In Rutland, BROC Community Action plans to open a new year-round shelter site by January, according to Eric Maguire, the social service organization’s director of shelter programming. (Maguire also represents Rutland City as a Republican in the Vermont House, and serves on the Human Services committee, which oversees homelessness policy. He said he does not see “any conflict of interest” between his roles.)

BROC is renovating a space at the back of its existing building near the Rutland Amtrak station to accommodate the new shelter, which will have 10 beds, Maguire said. Stays will be limited to three months — with possible extensions as guests search for long-term housing — and residents will need to meet a sobriety requirement, Maguire said. 

A shelter geared toward serving families with children will soon reopen at the Waterbury Armory, according to Lily Sojourner, director of the Office of Economic Opportunity within the Department for Children and Families. DCF had used the location as a family shelter — operated by an out-of-state contractor — following a round of evictions from the motel voucher program last fall. It ceased operations there in June.

The nonprofit Lamoille Community House will run the Armory shelter this winter, according to Sojourner. Another family shelter, in Brattleboro, aims to reopen this winter with the aid of a surprise donation. 

A “No Camping High Sensitivity Area” sign stands near an orange barricade in front of a grassy area with trees on a sunny day.
A sign prohibiting camping at the site of a former tent encampment is seen in Montpelier on Tuesday, Sept. 30. Photo by Carly Berlin/VTDigger and Vermont Public

State officials are also seeking to expand options for communities to open short-term shelters during extreme cold weather events, Sojourner said. Burlington has used this model in recent years, operating shelters for a couple days at a time when temperatures reach a certain threshold. 

Vermont Interfaith Action is administering about $1 million in state funds for the initiative, Sojourner said. State officials will work closely with the organization to determine subgrantees over the next few weeks. The goal is to have the capacity to run these extreme cold weather shelters in about six regions around the state, Sojourner said.

Number of beds versus number in need

The state has steadily increased shelter space in recent years, as officials and legislators have sparred over downsizing the motel program, which has sheltered the bulk of Vermont’s unhoused population since the pandemic. As of late August, the state’s shelter system had capacity for 585 households, according to a recent state report. New year-round expansions plus seasonal shelter beds mean that capacity should swell by about 100 beds in the coming months if projects proceed according to plan, said Sojourner.

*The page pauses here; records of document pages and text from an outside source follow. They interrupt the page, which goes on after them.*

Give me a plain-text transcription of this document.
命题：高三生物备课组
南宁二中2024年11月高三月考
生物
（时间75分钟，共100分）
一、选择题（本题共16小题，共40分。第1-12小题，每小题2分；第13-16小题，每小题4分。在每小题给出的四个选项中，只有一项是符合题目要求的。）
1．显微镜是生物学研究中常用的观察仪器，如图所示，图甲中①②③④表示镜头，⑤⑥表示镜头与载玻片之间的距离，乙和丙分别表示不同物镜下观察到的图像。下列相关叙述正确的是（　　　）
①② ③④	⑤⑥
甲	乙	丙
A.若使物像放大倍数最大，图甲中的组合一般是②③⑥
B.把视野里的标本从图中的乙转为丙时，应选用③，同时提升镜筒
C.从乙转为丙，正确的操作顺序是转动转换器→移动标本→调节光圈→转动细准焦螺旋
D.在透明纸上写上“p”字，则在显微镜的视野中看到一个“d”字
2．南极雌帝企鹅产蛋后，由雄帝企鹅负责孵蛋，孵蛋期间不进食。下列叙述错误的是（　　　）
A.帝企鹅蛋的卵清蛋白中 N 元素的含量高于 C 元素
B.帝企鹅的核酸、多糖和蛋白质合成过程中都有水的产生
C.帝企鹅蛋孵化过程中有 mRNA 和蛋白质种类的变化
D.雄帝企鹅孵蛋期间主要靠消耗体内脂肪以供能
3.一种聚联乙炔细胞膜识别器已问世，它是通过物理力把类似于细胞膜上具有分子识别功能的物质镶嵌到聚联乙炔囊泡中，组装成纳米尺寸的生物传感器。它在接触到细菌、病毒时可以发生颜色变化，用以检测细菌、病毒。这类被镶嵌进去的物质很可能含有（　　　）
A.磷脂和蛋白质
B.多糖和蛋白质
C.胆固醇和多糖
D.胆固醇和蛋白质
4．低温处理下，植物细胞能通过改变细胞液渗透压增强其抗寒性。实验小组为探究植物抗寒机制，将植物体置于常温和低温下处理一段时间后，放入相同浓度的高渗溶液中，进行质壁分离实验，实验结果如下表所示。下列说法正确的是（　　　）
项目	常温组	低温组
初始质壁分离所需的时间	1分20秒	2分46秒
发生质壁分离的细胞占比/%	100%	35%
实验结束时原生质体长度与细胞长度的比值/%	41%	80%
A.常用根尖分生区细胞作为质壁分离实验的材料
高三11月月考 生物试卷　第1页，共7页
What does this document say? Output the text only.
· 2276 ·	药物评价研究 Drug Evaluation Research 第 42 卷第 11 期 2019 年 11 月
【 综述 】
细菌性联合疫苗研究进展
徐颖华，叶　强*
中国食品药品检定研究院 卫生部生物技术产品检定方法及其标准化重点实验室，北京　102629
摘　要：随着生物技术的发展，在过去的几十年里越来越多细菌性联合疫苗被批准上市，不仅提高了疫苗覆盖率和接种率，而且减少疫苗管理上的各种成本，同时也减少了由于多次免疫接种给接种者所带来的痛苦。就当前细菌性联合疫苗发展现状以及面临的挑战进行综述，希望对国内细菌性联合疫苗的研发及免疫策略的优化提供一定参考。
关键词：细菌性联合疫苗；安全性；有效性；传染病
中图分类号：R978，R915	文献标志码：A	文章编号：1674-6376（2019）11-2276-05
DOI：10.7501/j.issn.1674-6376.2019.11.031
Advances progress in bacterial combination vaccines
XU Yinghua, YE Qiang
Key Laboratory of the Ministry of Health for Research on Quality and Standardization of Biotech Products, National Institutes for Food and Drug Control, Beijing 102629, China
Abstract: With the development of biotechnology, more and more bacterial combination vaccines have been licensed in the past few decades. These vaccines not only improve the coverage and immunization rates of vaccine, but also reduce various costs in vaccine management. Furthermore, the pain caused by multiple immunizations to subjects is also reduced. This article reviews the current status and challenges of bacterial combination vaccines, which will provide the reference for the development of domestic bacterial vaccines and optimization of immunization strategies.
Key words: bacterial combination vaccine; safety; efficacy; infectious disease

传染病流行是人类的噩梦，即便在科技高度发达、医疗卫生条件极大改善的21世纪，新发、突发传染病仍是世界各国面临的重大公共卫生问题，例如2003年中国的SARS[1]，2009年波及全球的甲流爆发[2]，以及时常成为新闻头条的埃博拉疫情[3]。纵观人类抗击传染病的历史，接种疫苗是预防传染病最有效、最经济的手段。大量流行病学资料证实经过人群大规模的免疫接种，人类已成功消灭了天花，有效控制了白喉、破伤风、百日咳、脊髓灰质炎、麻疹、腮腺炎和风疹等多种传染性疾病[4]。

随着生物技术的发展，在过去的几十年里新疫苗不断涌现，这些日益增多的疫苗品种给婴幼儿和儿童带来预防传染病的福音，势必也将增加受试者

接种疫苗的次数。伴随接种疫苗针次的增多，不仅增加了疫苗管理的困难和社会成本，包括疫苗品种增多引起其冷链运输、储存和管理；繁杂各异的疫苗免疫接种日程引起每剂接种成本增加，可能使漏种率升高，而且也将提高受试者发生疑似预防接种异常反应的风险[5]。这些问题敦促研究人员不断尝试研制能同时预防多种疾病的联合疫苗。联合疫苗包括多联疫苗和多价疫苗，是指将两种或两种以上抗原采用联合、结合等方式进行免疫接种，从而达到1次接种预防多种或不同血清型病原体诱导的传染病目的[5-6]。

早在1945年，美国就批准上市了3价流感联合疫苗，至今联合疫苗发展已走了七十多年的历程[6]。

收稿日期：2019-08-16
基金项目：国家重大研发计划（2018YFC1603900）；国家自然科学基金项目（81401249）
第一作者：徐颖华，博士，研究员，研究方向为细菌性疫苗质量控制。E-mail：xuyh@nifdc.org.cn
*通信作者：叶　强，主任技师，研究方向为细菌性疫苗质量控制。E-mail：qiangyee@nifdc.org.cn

Still, that leaves Vermont’s shelter beds numbering in the hundreds — while the state’s unhoused population registers at over 4,500 people, according to one tally in June

In Montpelier, a local church began hosting a small encampment on its property this summer after city officials cleared tents from a park a few hundred yards away. Now, Christ Episcopal Church leaders are biding their time before Good Sam’s long-awaited shelter opens its doors after the turn of the year — and wondering what will happen to campers who haven’t found another option before then.

“If we get to the end of October, into the middle of November … there will be a challenge for whoever’s left here about where they will find housing,” said Rev. Walter Brownridge, the church’s priest. “It won’t be possible for us, beyond the first real snow … I don’t think it’s safe for them to be out in that cold weather.”